Phenanthroimidazole-based bipolar carbazoles featuring cyano substituents to realize efficient deep-blue electroluminescence with an external quantum efficiency of nearly 6%

Abstract

Developing deep-blue bipolar materials with high quantum yields remains a crucial issue in organic light-emitting diodes. The excited-state characteristics of dyes play a pivotal role in controlling the photoluminescence (PL) and electroluminescence (EL) outcomes. Here, a series of carbazole–phenanthroimidazole dyads with and without phenyl spacer units have been designed and synthesized. The functional properties are tunable by substitution of cyano units at various positions on the carbazole. The cyano-featured dyes exhibit a bathochromic shift in their emission spectra that is attributable to the contribution of a charge-transfer component in the excited state, which is further confirmed by solvatochromism studies. Accordingly, the dyes showed larger Stokes shifts due to a significant reorganization of the molecular structure in the excited state. The enhanced CT component is expected to benefit the exciton utilization efficiency of singlet energy states, thereby offering better EL performances. All dyes showed excellent thermal stability upon cyanation of carbazole–phenanthroimidazole derivatives.
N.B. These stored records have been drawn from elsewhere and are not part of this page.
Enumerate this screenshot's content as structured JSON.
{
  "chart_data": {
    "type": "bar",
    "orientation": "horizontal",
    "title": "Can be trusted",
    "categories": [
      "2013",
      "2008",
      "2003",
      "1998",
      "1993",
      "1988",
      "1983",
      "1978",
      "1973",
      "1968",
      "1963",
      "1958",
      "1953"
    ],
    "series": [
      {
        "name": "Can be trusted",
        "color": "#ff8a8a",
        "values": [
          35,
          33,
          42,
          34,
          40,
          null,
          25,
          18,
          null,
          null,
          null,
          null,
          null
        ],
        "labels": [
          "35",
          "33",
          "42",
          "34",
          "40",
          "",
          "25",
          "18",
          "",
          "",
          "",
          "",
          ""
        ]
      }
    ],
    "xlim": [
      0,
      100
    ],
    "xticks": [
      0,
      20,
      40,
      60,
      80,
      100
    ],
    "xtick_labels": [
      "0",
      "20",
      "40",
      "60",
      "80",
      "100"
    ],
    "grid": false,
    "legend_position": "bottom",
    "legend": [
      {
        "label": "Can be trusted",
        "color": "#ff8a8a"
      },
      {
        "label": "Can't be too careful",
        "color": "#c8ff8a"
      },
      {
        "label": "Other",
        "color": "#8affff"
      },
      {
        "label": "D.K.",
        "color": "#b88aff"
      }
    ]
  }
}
Electrochemical studies revealed stabilization of the lowest unoccupied molecular orbitals (LUMOs) upon the addition of cyano units to the central carbazole and realized maximum stabilization for the dyes containing cyano units at the C2 and C7 positions. The dyes were utilized as dopant emitters in solution-processed OLED devices and exhibited pure blue emission with a CIE_x,y coordinate of (0.16, 0.06) and an external quantum efficiency of 5.7%.